Wednesday, February 13, 2013

Perempuan Bali dalam Cerita Oka Rusmini

0
Orang jamak mengenal Bali sebagai “pulau surga”. Keindahan panoraman alamnya disokong dengan budaya masyarakat yang eksotis. Pulau Dewata yang laris di kancah pariwisata internasional ini lantas hidup dalam angan-angan romantis orang-orang. Di seberang lain, Bali juga punya sisi tragis. Tata kasta, nilai dan adat yang menentukan tertib sosial, tetapi sebaliknya menciptakan peminggiran perempuan.

Sisi “miring” nasib perempuan Bali itu terpapar dalam Akar Pule, buku kumpulan cerpen anggitan Oka Rusmini yang terbaru. Dari segi tema, sepuluh cerpen di dalamnya mengisyaratkan bahwa sang pengarang belum beranjak dari ide-idenya yang “lawas”. Cerita-ceritanya masih berkisar di seputar tragedi perempuan yang berlapis.

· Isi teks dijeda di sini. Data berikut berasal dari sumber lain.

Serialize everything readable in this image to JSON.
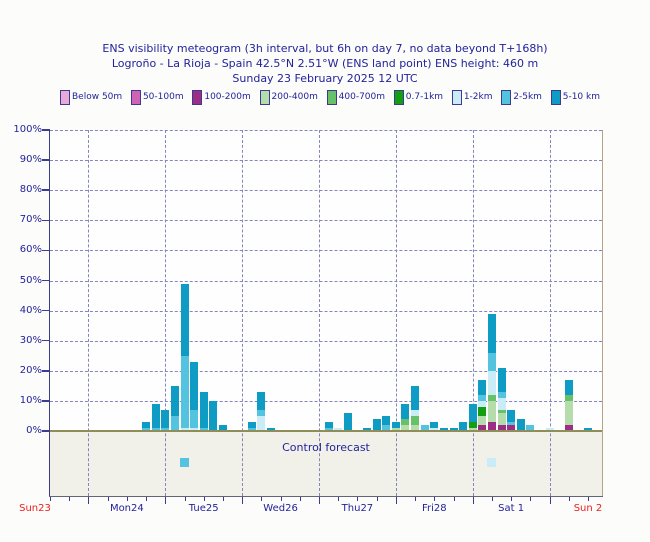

Tragedi yang disampaikan bukan hanya sebagai kepasrahan, tetapi semangat melawan.

Tema-tema itu sudah banyak diangkat Rusmini dalam karya-karya prosa sebelumnya. Misalkan novel Tarian Bumi (2000), Kenanga (2003) dan Tempurung (2010), atau kumpulan cerpen Sagra (2001). Pembaca yang mengangankan tema-tema baru dari pengarang yang fasih membincang budaya Bali ini tentunya kecewa. Tetapi, barangkali konsistensi tema seputar dunia perempuan justru semakin meneguhkan posisi kepengarangan Rusmini.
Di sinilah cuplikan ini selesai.